Tuesday, July 14, 2009

How Teenagers Think



As some of you know, I am the grandmother of two teenage boys. At times, it is an onerous task, at other times there is joy. Most times, there is confusion, my confusion that is. I'm quite sure that behind the volume of meticulously straightened hair which conceals the faces of F and S (my grandsons) there is a computer interface which automatically selects certain responses to information received from adults.

I can provide proof. A reconstructed conversation with S.

Me: When are you going to cut the lawn?
S: screen shows - No Signal
Me: Are you ever coming out of your room?
S: screen shows - No Signal


Thirty minutes later.
Me: You'd better cut the lawn, or else, when Mom and dad get home they'll be pissed off.
S. screen shows - blah blah blah, or else blah blah blah pissed off. Level 1 response required. Select a) yeah, okay, or b) yeah, in a few minutes.
S. responds Yeah, In a few minutes.

Thirty minutes later.
Me: Do it now, S!
S. screen shows - Now! High voice volume requires immediate response.
S. emerges from room for the first time in 18 hours and cuts the lawn, then returns to room and adjusts his internal computer screen to inactive listening mode.

Two hours pass.
Me: downstairs, in conversation with grandad and a long way from S.'s bedroom. - I hear there might be ice cream cake for Sam's birthday and that his present will be an Ipod touch gadget.
S. screen shows - blah blah blah ice cream cake, blah blah, present, blah blah Ipod. Bingo! Immediate response required!
S. emerges from his bedroom again. Yes, folks, it's a record, and says Hi - is there cake?







4 comments:

Anonymous said...

Too funny, Diane...and so true!

It always amazed me how my daughters' parent filters used to work.

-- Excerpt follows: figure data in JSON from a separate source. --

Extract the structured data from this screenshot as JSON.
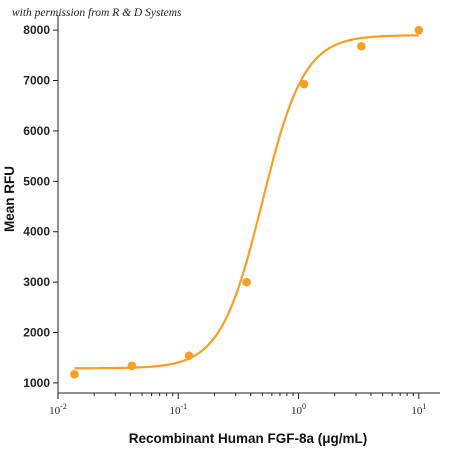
{
  "watermark": "with permission from R & D Systems",
  "colors": {
    "series": "#F5A025",
    "axis": "#222222"
  },
  "chart_data": {
    "type": "scatter",
    "title": "",
    "xlabel": "Recombinant Human FGF-8a (μg/mL)",
    "ylabel": "Mean RFU",
    "xscale": "log",
    "xlim": [
      0.01,
      15
    ],
    "ylim": [
      800,
      8300
    ],
    "xticks": [
      {
        "value": 0.01,
        "base": "10",
        "exp": "-2"
      },
      {
        "value": 0.1,
        "base": "10",
        "exp": "-1"
      },
      {
        "value": 1,
        "base": "10",
        "exp": "0"
      },
      {
        "value": 10,
        "base": "10",
        "exp": "1"
      }
    ],
    "yticks": [
      1000,
      2000,
      3000,
      4000,
      5000,
      6000,
      7000,
      8000
    ],
    "grid": false,
    "points": {
      "x": [
        0.0137,
        0.0412,
        0.123,
        0.37,
        1.11,
        3.33,
        10.0
      ],
      "y": [
        1170,
        1340,
        1540,
        3000,
        6930,
        7680,
        8000
      ]
    },
    "fit_curve": {
      "model": "4PL",
      "bottom": 1290,
      "top": 7900,
      "ec50": 0.5,
      "hill": 2.5
    }
  }
}
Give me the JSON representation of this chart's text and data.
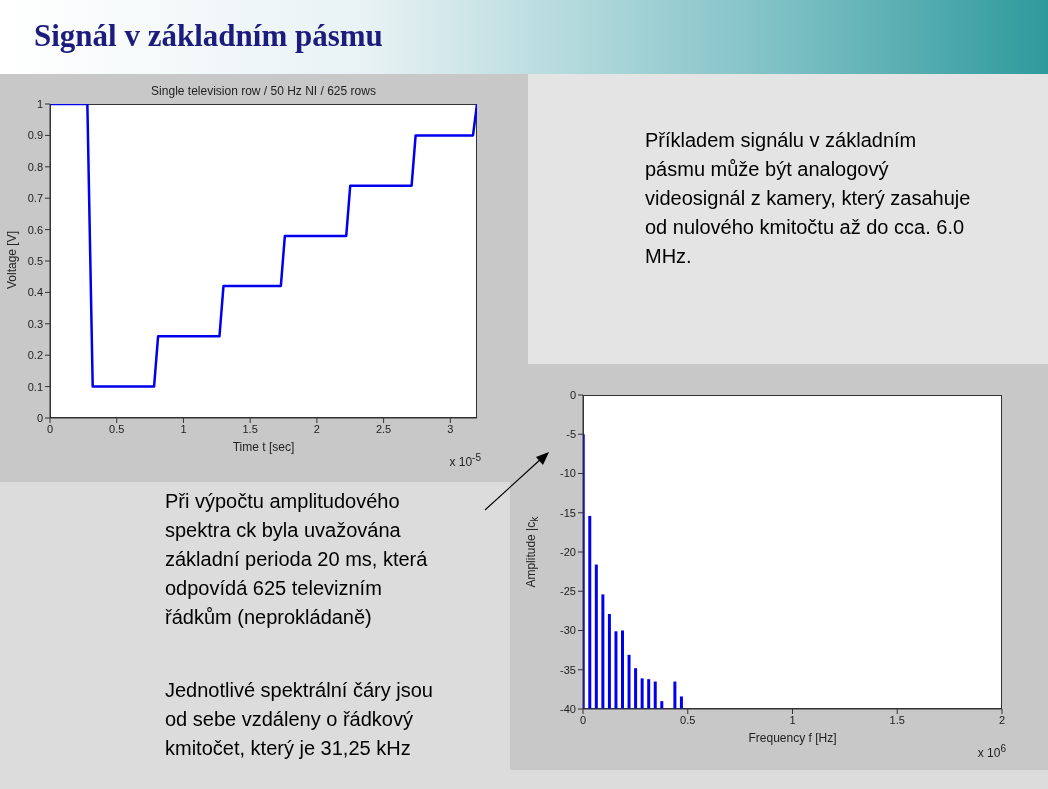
{
  "chart_data": [
    {
      "type": "line",
      "title": "Single television row / 50 Hz NI / 625 rows",
      "xlabel": "Time t [sec]",
      "ylabel": "Voltage [V]",
      "annotations": [
        "x 10$^{-5}$"
      ],
      "color": "#0000ee",
      "x": [
        0,
        0.28,
        0.32,
        0.78,
        0.81,
        1.27,
        1.3,
        1.73,
        1.76,
        2.22,
        2.25,
        2.71,
        2.74,
        3.17,
        3.2
      ],
      "values": [
        1,
        1,
        0.1,
        0.1,
        0.26,
        0.26,
        0.42,
        0.42,
        0.58,
        0.58,
        0.74,
        0.74,
        0.9,
        0.9,
        1
      ],
      "xlim": [
        0,
        3.2
      ],
      "xticks": [
        0,
        0.5,
        1,
        1.5,
        2,
        2.5,
        3
      ],
      "ylim": [
        0,
        1
      ],
      "yticks": [
        0,
        0.1,
        0.2,
        0.3,
        0.4,
        0.5,
        0.6,
        0.7,
        0.8,
        0.9,
        1
      ]
    },
    {
      "type": "bar",
      "xlabel": "Frequency f [Hz]",
      "ylabel": "Amplitude |c$_{k}$",
      "annotations": [
        "x 10$^{6}$"
      ],
      "color": "#0000ee",
      "x": [
        0,
        0.03125,
        0.0625,
        0.09375,
        0.125,
        0.15625,
        0.1875,
        0.21875,
        0.25,
        0.28125,
        0.3125,
        0.34375,
        0.375,
        0.4375,
        0.46875
      ],
      "base": [
        -40,
        -40,
        -40,
        -40,
        -40,
        -40,
        -40,
        -40,
        -40,
        -40,
        -40,
        -40,
        -40,
        -40,
        -40
      ],
      "values": [
        35,
        24.6,
        18.4,
        14.6,
        12.1,
        9.9,
        10,
        6.9,
        5.2,
        3.9,
        3.8,
        3.5,
        1,
        3.5,
        1.6
      ],
      "xlim": [
        0,
        2
      ],
      "xticks": [
        0,
        0.5,
        1,
        1.5,
        2
      ],
      "ylim": [
        -40,
        0
      ],
      "yticks": [
        -40,
        -35,
        -30,
        -25,
        -20,
        -15,
        -10,
        -5,
        0
      ]
    },
    {
      "type": "other",
      "title": "Signál v základním pásmu",
      "annotations": [
        "Příkladem signálu v základním\npásmu může být analogový\nvideosignál z kamery, který zasahuje\nod nulového kmitočtu až do cca. 6.0\nMHz.",
        "Při výpočtu amplitudového\nspektra ck byla uvažována\nzákladní perioda 20 ms, která\nodpovídá 625 televizním\nřádkům (neprokládaně)",
        "Jednotlivé spektrální čáry jsou\nod sebe vzdáleny o řádkový\nkmitočet, který je 31,25 kHz"
      ]
    }
  ]
}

But, I guess, fair is fair.

I used have the same kind of filter and it used to drive my spouse crazy.

My girls would go "mom, mom, mom, mom" and I wouldn't hear anything but white noise. Not until there was a certain level of urgency anyway...

He used to poke me and say, "Will you answer her already? She's driving me nuts!"

Pam.

Lori Hahnel said...

Oh,yes, I can see the beginnings of this in my ten and twelve year olds. And my husband's had it for years.

Anonymous said...

I don't have human kids, but oddly, my canine 'kids' act similar.

"Ronan! Come!"

Looks at trees, grass, and finally me. But he sits instead, defiantly.

'Ronan! Come!"

Blank stare.

"Play?"

Zoom zoom. He's in the house so fast you'd think he was on fire.

For Tasha, repeat, but substitute the word play with treat.

Princess Kendal, Wonder Dog said...

Hmm. That's an interesting theory about the computer interface for language processing. My friend Laura spends a long time sitting at her computer. Do you think she might have an interface like that? (If I could figure it out, it might help me to cut through some of our communication difficulties.)

Michelle, your kids' communication skills seem perfectly normal to me.